# Abrahams Pocket Watch



## kevkojak (May 14, 2009)

Just picked this up in a small job-lot and I know (hope?) one of our esteemed members will be able to tell me a a bit about it.

Movement engraved M. Abrahams Manchester, sterling silver, hallmarked chester 1910 (As far as I can tell), complete with winding key and silver chain.

I'm quite taken with it, but I have no knowledge about the maker.

The dial says Chronograph 40245 but is otherwise blank.

Possible keeper, although I need to e.bay a couple of the pieces to cover the cost of the Omega - the watch I bought the lot for.

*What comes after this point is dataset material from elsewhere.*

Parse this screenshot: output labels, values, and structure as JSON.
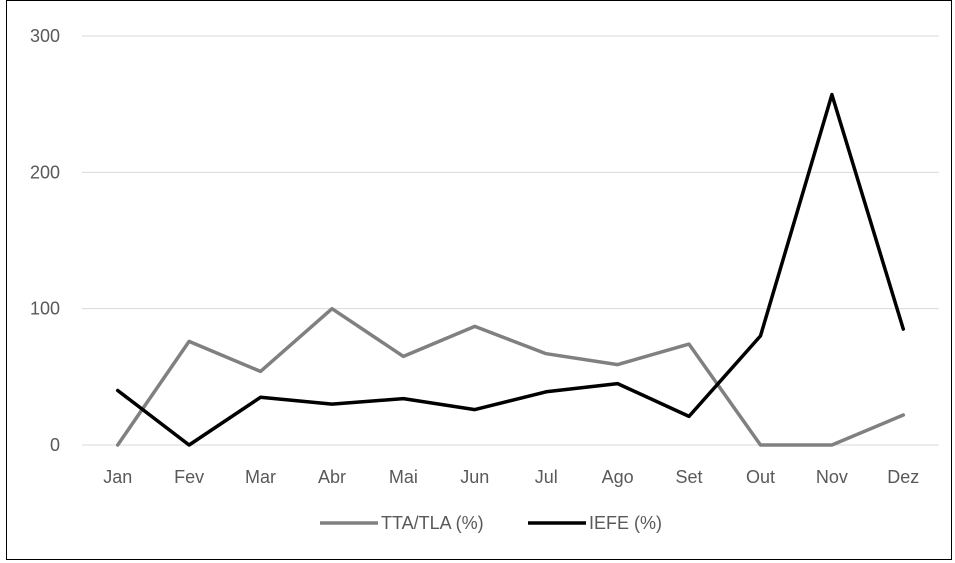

Here are some photo's for you all. Little grime in the 'step' on the dial, but otherwise a nice clean watch. Runs intermittently but Mr Burrage would sort that for me, I have no doubt! k:




























Sorry for the biz photographs - I really need a couple of photography lessons!


----------



## JWL940 (Jun 11, 2010)

If the quality of that watch is inversely proportional to the quality of the photos you've got yourself a cracker there :thumbsup: One of these days I'm going to find a PW with centre sweep seconds and if the dial is half as good as that I'll be happy. Let's see the Omega as well, something else on my wish/want list.


----------



## AlanJohn (Mar 17, 2011)

That is a cracking pocket watch you have there. Wish it was mine.

http://www.rytetimewatchrepairs.co.uk/ Try this watch repairer for a quote.


----------



## a6cjn (Oct 29, 2009)

I can't find any info on Abrahams which match that date

The watch is known as a Doctor's watch and the second hand can be used like a stop watch

Hope you can get it up and running as it is a nice piece

Chris


----------